As we entered the show, a sense of wonderment seeped in. We found a wide range of artworks — immersive drawings, scintillating oil paintings, layered mixed media works, glossy acrylic paintings and sculptures created with innovative mediums. While we gazed at the artworks on display, some of them specifically captured our imagination.
For one, Kolkata-based artist Pappu Bardhan’s sublime watercolour on paper juxtaposed a vast green verdure silhouette over a minutely painted overpopulated cityscape. The artist took his inspiration from his daily observations of a middle-class life in Kolkata where the pursuit of happiness and routine life struggles go hand in hand. “I echoed the humanistic trait of joy that one seeks despite everyday hurdles. This kind of acceptance of the dichotomy of life delivers the hope of a new dawn. Hence, if one can see crowded and chaotic scenes of jam-packed local trains, streets, and cheek-by jowl houses signifying the grind of daily life, one can also observe how they are eclipsed by a curtain of green leaves emanating peace, joy, and serenity.” At the same time, it portrayed the harmonious co-existence of natural and man-made life.
Artists often take their inspiration from their cognitive interaction with immediate surroundings. In Orissa-based artist Laxmipriya Panigrahi’s work, one would find nature in all its resplendent glory as the artist took inspiration from the green environs of her home state.“Orissa has a lot of foliage and forest cover so when I came to Delhi, a concrete jungle, I missed the wilderness of my state that gave rise to this series,” she avers. Created with watercolour on paper, the striking feature of her paintings came out with the masterfully done brush strokes that put a spotlight on the wildlife with absolute finesse. On being asked about how her strokes are so refined she said, “I learnt Pattachitra, a detailed folk art of Orissa during my graduation days and now try to incorporate similar flair of strokes in my modern art.”
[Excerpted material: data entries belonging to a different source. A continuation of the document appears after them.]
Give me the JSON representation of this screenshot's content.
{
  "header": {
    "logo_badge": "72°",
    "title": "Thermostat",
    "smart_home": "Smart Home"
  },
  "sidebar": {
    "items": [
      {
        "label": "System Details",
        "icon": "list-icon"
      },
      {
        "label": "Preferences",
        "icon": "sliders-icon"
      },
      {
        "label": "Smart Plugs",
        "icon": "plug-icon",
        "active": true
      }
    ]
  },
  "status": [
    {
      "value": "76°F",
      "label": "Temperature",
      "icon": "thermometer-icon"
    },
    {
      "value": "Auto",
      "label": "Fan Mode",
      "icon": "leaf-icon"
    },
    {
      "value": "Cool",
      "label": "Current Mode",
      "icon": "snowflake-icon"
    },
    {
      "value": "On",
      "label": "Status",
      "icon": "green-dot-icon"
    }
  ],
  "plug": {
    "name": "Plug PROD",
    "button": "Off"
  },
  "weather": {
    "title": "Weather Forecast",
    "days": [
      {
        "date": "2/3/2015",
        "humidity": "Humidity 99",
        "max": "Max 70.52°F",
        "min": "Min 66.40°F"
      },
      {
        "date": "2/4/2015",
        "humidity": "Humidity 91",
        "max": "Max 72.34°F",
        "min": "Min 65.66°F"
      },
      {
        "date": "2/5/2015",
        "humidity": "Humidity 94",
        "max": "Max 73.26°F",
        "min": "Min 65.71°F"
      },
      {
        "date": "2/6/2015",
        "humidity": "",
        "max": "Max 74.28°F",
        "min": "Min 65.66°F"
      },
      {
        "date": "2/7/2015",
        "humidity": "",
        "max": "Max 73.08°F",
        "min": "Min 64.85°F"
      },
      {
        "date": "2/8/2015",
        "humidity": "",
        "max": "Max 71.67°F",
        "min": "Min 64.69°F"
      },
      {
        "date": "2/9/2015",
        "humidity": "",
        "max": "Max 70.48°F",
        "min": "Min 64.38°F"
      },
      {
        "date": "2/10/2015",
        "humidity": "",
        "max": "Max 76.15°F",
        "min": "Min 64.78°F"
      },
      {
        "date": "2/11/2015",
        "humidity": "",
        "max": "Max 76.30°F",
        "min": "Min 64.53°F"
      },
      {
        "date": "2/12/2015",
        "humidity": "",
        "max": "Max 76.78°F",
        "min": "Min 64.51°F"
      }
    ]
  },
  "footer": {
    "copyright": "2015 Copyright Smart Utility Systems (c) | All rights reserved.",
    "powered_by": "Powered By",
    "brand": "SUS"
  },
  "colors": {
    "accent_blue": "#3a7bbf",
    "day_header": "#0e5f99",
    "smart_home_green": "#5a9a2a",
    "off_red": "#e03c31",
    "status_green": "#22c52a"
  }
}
Nature also dominated as a prominent theme in sculptures where Chennai-based sculptor Janarthana R, used materials like iron, copper, bronze, wood to depict the theme of habitation. On similar lines, Bengaluru-based sculptor Gopinath Subbanna stylistically used metals to depict flora while Delhi-based painter Sunayana Malhotra showed nature’s prowess in the reproductive process.
The multi-themed exhibition also touched on themes of feminism and spirituality with artists depicting holy cities, spiritual practices, mythological characters and temple architecture. Intertwining femininity with spirituality, Kolkata-based artist Mintu Mallick left us awestruck with his figurative acrylic paintings. His paintings depicted a saintly, white sari-clad woman standing in rhythmic posture and engaging with ritualistic elements. “My paintings are an ode to feminine power and ceremonial traditions of India held in religious spaces. It portrays the female as a source of energy as she claims the spaces of home and the world,” he said. Besides the above themes, the exhibition also explored ideas around illusion, history, urbanisation and ageism.
Crafting Thoughts: Kalakriti Collective is an ongoing art exhibition at Kalakriti Art Gallery to be continued till July 15 at Banjara Hills.